Researchers have looked at genetics, environment, and the combination of these two to explain how dependence develops. Right now, it’s believed that some people are genetically susceptible to becoming dependent. But this by itself is not enough to develop an addiction. A person’s life circumstances play an important role in determining whether or not a person becomes dependent.

How Does an Addiction Affect the Family?

When a family member has a dependency, the whole family usually develops ways of coping with the problems associated with the dependency. Often, there is less communication: the family avoids talking about the issue, avoids expressing emotions, and may keep the addiction secret from the community. Some family members may take on some of the responsibilities abandoned by the addicted person.

While these coping strategies may help the family to operate more smoothly and get along better, they may also allow the dependency to continue. Unfortunately, family members may also use alcohol, drugs or gambling themselves as a way of coping with the problems in their family.

Members of an addicted family often experience loneliness, frustration, fear, anger and shame. They may also feel a sense of hopelessness about the situation. It’s important for them to realize that the addiction is not their fault. Often, seeking outside help from a support group or professional counselor can help them cope with what is going on in their family.
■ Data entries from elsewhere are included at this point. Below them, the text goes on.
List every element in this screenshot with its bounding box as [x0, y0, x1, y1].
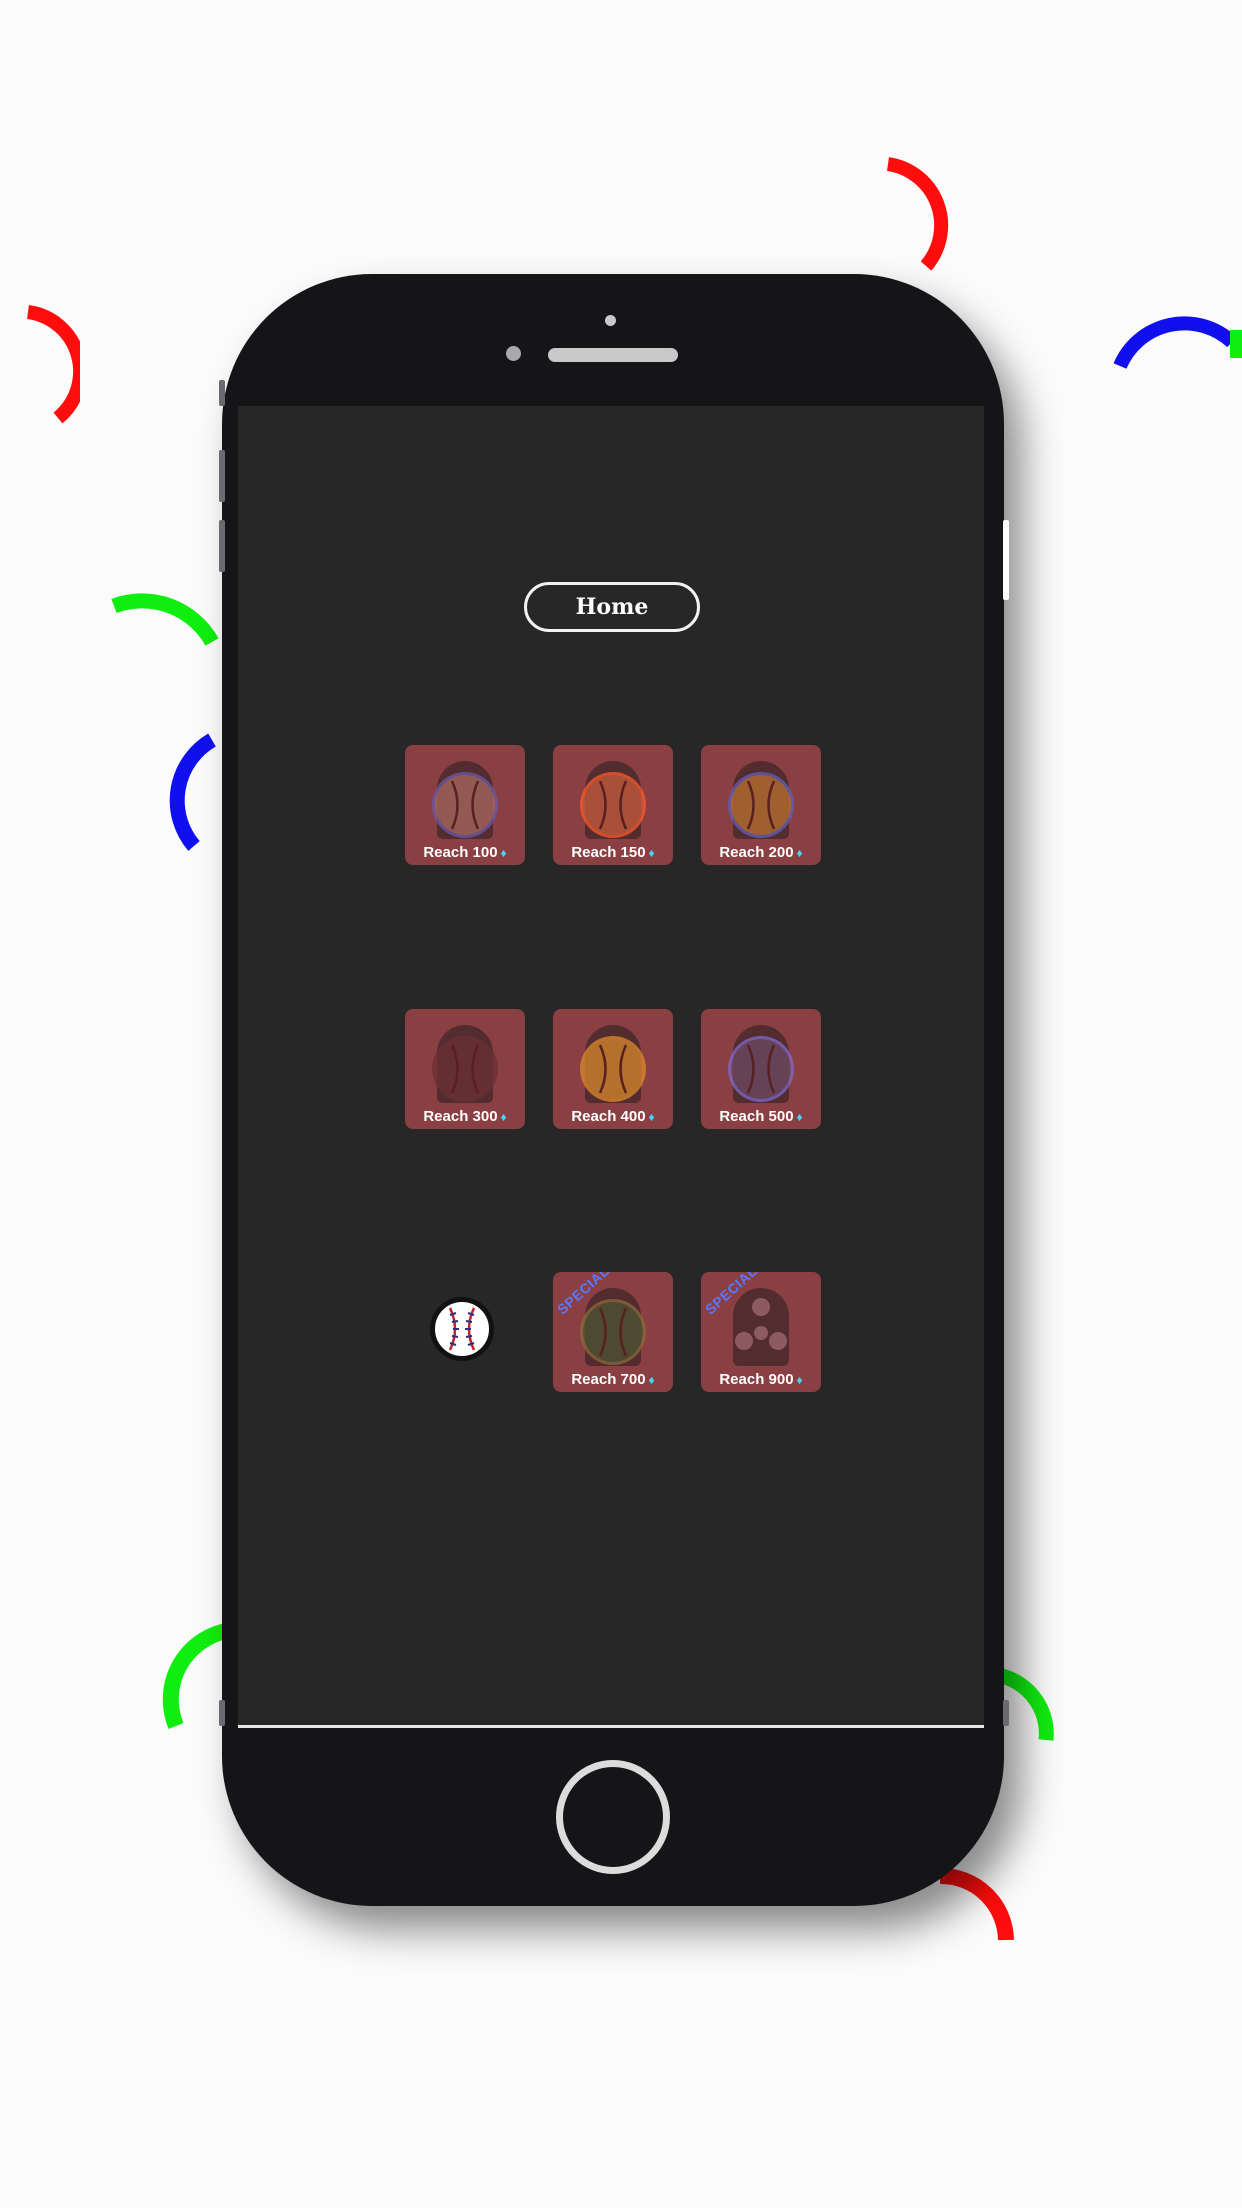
unlock-tile-reach-300[interactable]: Reach 300 ♦	[405, 1009, 525, 1129]
unlock-label: Reach 500 ♦	[719, 1108, 803, 1125]
unlock-label: Reach 300 ♦	[423, 1108, 507, 1125]
baseball-icon	[435, 1039, 495, 1099]
gem-icon: ♦	[796, 1110, 803, 1124]
baseball-icon	[435, 775, 495, 835]
confetti-arc	[1113, 316, 1242, 369]
unlock-label: Reach 100 ♦	[423, 844, 507, 861]
gem-icon: ♦	[500, 1110, 507, 1124]
confetti-arc	[886, 157, 949, 271]
baseball-icon	[583, 775, 643, 835]
unlock-label: Reach 700 ♦	[571, 1371, 655, 1388]
gem-icon: ♦	[796, 846, 803, 860]
confetti-arc	[111, 593, 219, 646]
unlock-tile-reach-700[interactable]: SPECIAL Reach 700 ♦	[553, 1272, 673, 1392]
unlock-tile-reach-150[interactable]: Reach 150 ♦	[553, 745, 673, 865]
unlock-label: Reach 150 ♦	[571, 844, 655, 861]
gem-icon: ♦	[648, 846, 655, 860]
phone-home-button[interactable]	[556, 1760, 670, 1874]
selected-baseball-icon[interactable]	[430, 1297, 494, 1361]
unlock-label: Reach 200 ♦	[719, 844, 803, 861]
gem-icon: ♦	[500, 846, 507, 860]
baseball-icon	[436, 1303, 488, 1355]
unlock-tile-reach-200[interactable]: Reach 200 ♦	[701, 745, 821, 865]
baseball-icon	[583, 1039, 643, 1099]
unlock-tile-reach-400[interactable]: Reach 400 ♦	[553, 1009, 673, 1129]
side-button	[1003, 1700, 1009, 1726]
unlock-tile-reach-500[interactable]: Reach 500 ♦	[701, 1009, 821, 1129]
baseball-icon	[731, 775, 791, 835]
confetti-arc	[26, 305, 80, 424]
confetti-arc	[169, 733, 216, 851]
baseball-icon	[583, 1302, 643, 1362]
proximity-sensor	[506, 346, 521, 361]
unlock-tile-reach-900[interactable]: SPECIAL Reach 900 ♦	[701, 1272, 821, 1392]
home-button[interactable]: Home	[524, 582, 700, 632]
unlock-tile-reach-100[interactable]: Reach 100 ♦	[405, 745, 525, 865]
unlock-label: Reach 400 ♦	[571, 1108, 655, 1125]
side-button	[1003, 520, 1009, 600]
side-button	[219, 380, 225, 406]
side-button	[219, 520, 225, 572]
side-button	[219, 450, 225, 502]
unlock-label: Reach 900 ♦	[719, 1371, 803, 1388]
baseball-icon	[731, 1039, 791, 1099]
side-button	[219, 1700, 225, 1726]
gem-icon: ♦	[648, 1373, 655, 1387]
earpiece-speaker	[548, 348, 678, 362]
gem-icon: ♦	[648, 1110, 655, 1124]
front-camera	[605, 315, 616, 326]
gem-icon: ♦	[796, 1373, 803, 1387]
How Does an Addiction Affect the Children?

Addiction often creates an unstable family environment. Parents may not effectively discipline their children or provide them with training in basic life skills. Children may feel insecure or unloved. They may also begin to take on adult responsibilities that are not appropriate to their age. Children in families where an addiction is present are more likely to show anti-social behavior and have problems such as skipping school, aggressiveness, hyperactivity and eating disorders.

Is There Any Good News?

Living with an addicted person is not easy, but most children are resilient. This means that they can overcome these difficult circumstances and become strong, healthy adults. They build on their own and others’ strengths. For those who may have resulting problems, help is available. 

A good starting point is to talk to people who have experienced a family addiction or alcoholism. Contact Al-anon or Adult Children of Alcoholics/Addiction. Look in your local phone book or go to Al-anon.
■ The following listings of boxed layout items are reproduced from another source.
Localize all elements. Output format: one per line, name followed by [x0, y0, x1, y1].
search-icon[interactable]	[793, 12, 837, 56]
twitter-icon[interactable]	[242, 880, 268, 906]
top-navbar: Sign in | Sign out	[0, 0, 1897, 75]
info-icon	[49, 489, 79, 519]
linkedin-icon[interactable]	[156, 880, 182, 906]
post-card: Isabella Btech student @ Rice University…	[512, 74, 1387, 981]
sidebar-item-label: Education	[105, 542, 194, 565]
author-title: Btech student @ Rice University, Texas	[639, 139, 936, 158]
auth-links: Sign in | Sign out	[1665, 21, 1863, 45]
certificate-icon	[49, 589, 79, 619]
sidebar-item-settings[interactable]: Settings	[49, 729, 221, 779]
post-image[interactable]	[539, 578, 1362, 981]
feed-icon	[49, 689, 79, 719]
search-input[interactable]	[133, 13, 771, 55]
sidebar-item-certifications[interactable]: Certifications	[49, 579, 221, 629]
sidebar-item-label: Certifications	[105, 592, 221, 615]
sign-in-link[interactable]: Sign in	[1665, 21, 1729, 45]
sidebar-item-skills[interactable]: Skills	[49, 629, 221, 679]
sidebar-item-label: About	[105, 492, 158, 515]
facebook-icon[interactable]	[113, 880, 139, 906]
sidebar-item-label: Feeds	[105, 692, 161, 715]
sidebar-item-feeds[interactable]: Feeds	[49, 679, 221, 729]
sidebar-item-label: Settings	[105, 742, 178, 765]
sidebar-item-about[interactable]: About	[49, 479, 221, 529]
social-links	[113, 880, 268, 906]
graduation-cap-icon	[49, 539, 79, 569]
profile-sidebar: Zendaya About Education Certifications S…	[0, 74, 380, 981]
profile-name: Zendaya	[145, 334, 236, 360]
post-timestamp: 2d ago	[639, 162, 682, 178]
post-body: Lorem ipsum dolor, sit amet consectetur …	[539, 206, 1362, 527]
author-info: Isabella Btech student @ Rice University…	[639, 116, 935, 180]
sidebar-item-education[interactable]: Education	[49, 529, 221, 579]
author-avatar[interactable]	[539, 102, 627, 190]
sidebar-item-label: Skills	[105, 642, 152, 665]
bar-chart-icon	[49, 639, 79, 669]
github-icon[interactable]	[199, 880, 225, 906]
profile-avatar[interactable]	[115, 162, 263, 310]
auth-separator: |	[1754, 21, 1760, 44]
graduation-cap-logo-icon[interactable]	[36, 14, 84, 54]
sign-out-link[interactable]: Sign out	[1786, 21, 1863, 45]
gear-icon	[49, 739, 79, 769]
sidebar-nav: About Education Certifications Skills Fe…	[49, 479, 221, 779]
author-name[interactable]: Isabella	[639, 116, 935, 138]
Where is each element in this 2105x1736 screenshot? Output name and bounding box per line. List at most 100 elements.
2 thoughts on “Addiction in the Family

  1. Thanks Amy, I’m a grandchild of an alcoholic and often question my motives, reactions and coping styles.
    When I refer back to the 12-Steps and recovery I find I am indeed seeking a ‘closer’ contact with my Higher Power; and I don’t mind either. Its better than feeling awful.

  2. As the child of addicts, the frustrating part was having to grow up in an environment of addiction — no choice about it. As adults, in theory, we can choose to walk away from a realtionship as soon as I realize I’m with an addict. At some point, as a child, I was actually aware that what I was doing was coping – I knew my environment was wacked and that I was a sane child in an insane household. I knew that it would take a lot of me to get through. And I knew it meant years of coping, till I was on my own. Believing in my sanity helped. But it didn’t spare me – I nevertheless must work to re-wire myself so that I’m less prone to acting out the Characteristics of Adult Children of Alcoholics. I’m a work-in-progress. I question myself and my actions much more than any normally-raised person would. And much of the time I actually don’t mind that fact.